Figure 3

Inflammatory control of skeletal-muscle regeneration. Replacement of damaged muscle fibers is dependent on satellite cells, resident stem cells that are normally quiescent, and are located under the basal lamina of muscle fibers. Tissue damage leads to their activation, proliferation, differentiation and fusion to form new myofibers. However, their capacity to mediate repair is modified by the extent and type of injury, and consequently by their interaction with various cellular and soluble mediators, most importantly with infiltrating macrophages. The proposed paracrine interaction between macrophages and satellite cells is as follows.

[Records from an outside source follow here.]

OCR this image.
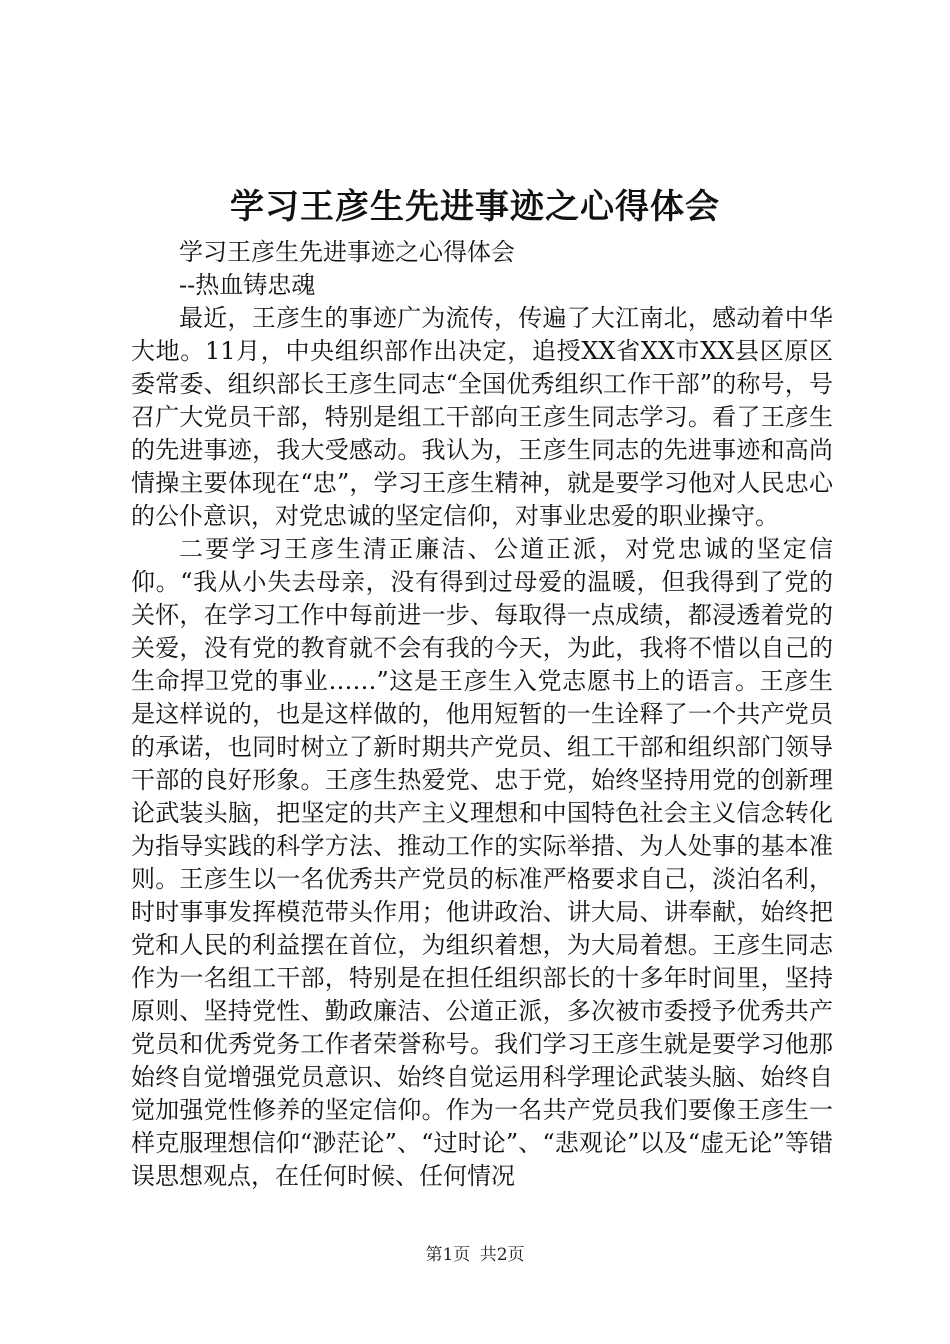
学习王彦生先进事迹之心得体会

学习王彦生先进事迹之心得体会

--热血铸忠魂

最近，王彦生的事迹广为流传，传遍了大江南北，感动着中华大地。11月，中央组织部作出决定，追授XX省XX市XX县区原区委常委、组织部长王彦生同志“全国优秀组织工作干部”的称号，号召广大党员干部，特别是组工干部向王彦生同志学习。看了王彦生的先进事迹，我大受感动。我认为，王彦生同志的先进事迹和高尚情操主要体现在“忠”，学习王彦生精神，就是要学习他对人民忠心的公仆意识，对党忠诚的坚定信仰，对事业忠爱的职业操守。

二要学习王彦生清正廉洁、公道正派，对党忠诚的坚定信仰。“我从小失去母亲，没有得到过母爱的温暖，但我得到了党的关怀，在学习工作中每前进一步、每取得一点成绩，都浸透着党的关爱，没有党的教育就不会有我的今天，为此，我将不惜以自己的生命捍卫党的事业……”这是王彦生入党志愿书上的语言。王彦生是这样说的，也是这样做的，他用短暂的一生诠释了一个共产党员的承诺，也同时树立了新时期共产党员、组工干部和组织部门领导干部的良好形象。王彦生热爱党、忠于党，始终坚持用党的创新理论武装头脑，把坚定的共产主义理想和中国特色社会主义信念转化为指导实践的科学方法、推动工作的实际举措、为人处事的基本准则。王彦生以一名优秀共产党员的标准严格要求自己，淡泊名利，时时事事发挥模范带头作用；他讲政治、讲大局、讲奉献，始终把党和人民的利益摆在首位，为组织着想，为大局着想。王彦生同志作为一名组工干部，特别是在担任组织部长的十多年时间里，坚持原则、坚持党性、勤政廉洁、公道正派，多次被市委授予优秀共产党员和优秀党务工作者荣誉称号。我们学习王彦生就是要学习他那始终自觉增强党员意识、始终自觉运用科学理论武装头脑、始终自觉加强党性修养的坚定信仰。作为一名共产党员我们要像王彦生一样克服理想信仰“渺茫论”、“过时论”、“悲观论”以及“虚无论”等错误思想观点，在任何时候、任何情况

第1页 共2页
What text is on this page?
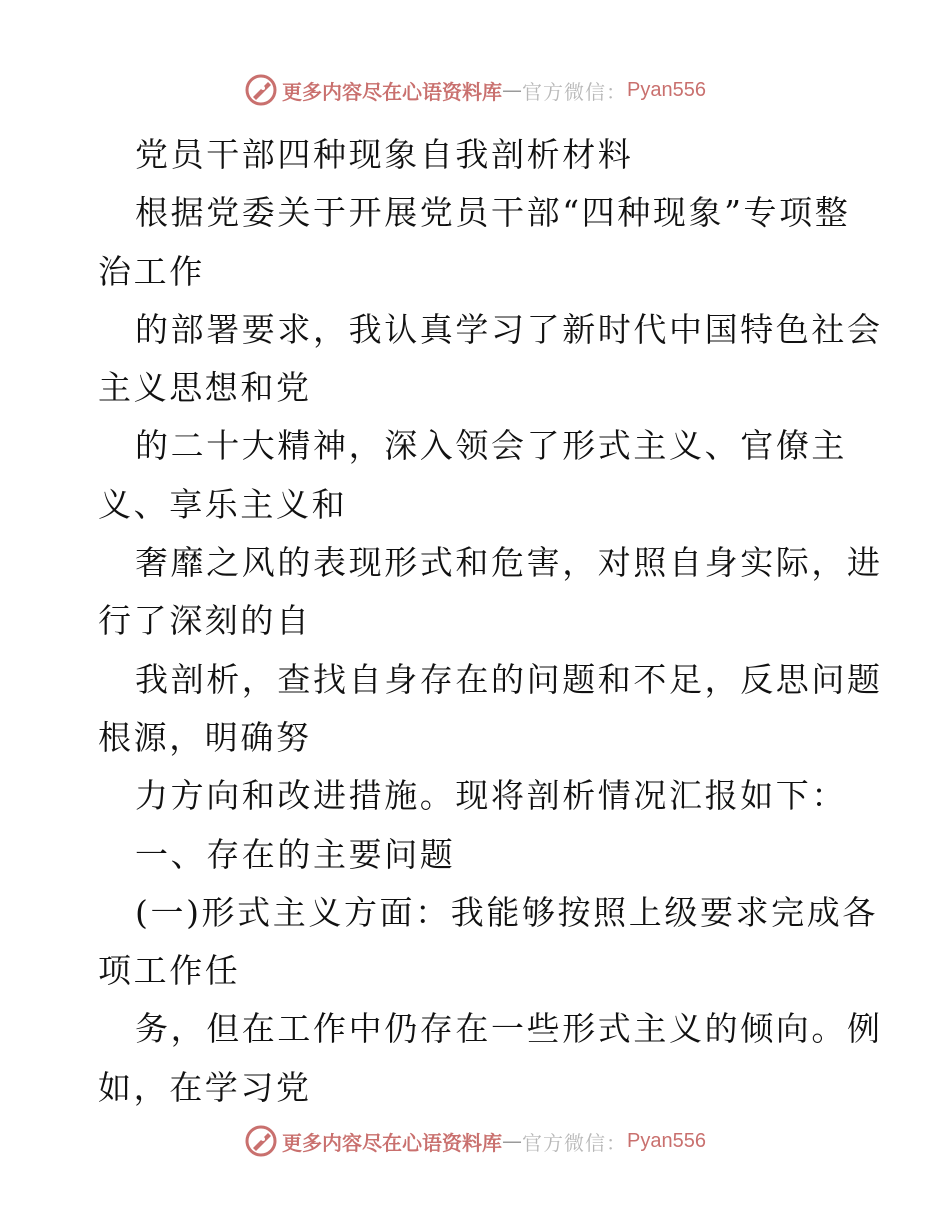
更多内容尽在心语资料库 — 官方微信： Pyan556
党员干部四种现象自我剖析材料
根据党委关于开展党员干部“四种现象”专项整
治工作
的部署要求，我认真学习了新时代中国特色社会
主义思想和党
的二十大精神，深入领会了形式主义、官僚主
义、享乐主义和
奢靡之风的表现形式和危害，对照自身实际，进
行了深刻的自
我剖析，查找自身存在的问题和不足，反思问题
根源，明确努
力方向和改进措施。现将剖析情况汇报如下：
一、存在的主要问题
(一)形式主义方面：我能够按照上级要求完成各
项工作任
务，但在工作中仍存在一些形式主义的倾向。例
如，在学习党
更多内容尽在心语资料库 — 官方微信： Pyan556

During the timely, regulated process of regeneration after acute injury (left), pro-inflammatory cytokines released from M1-macrophages may promote satellite-cell proliferation, whereas cytokines released by anti-inflammatory (M2c) and alternatively activated (M2a) macrophages, respectively, may favor their differentiation and fusion. In particular, interleukin (IL)-4 was shown to regulate fusion of myoblasts in vitro and in vivo [129]. It could be expected that, during chronic damage (right), such as in muscular dystrophies, the increased and persistent presence of the distinct macrophage cell types could modify the relative levels and kinetics of these cytokines, resulting in altered satellite-cell functions and aberrant regeneration, with progressive development of fibrosis and fat accumulation, ultimately leading to non-functional muscle tissue.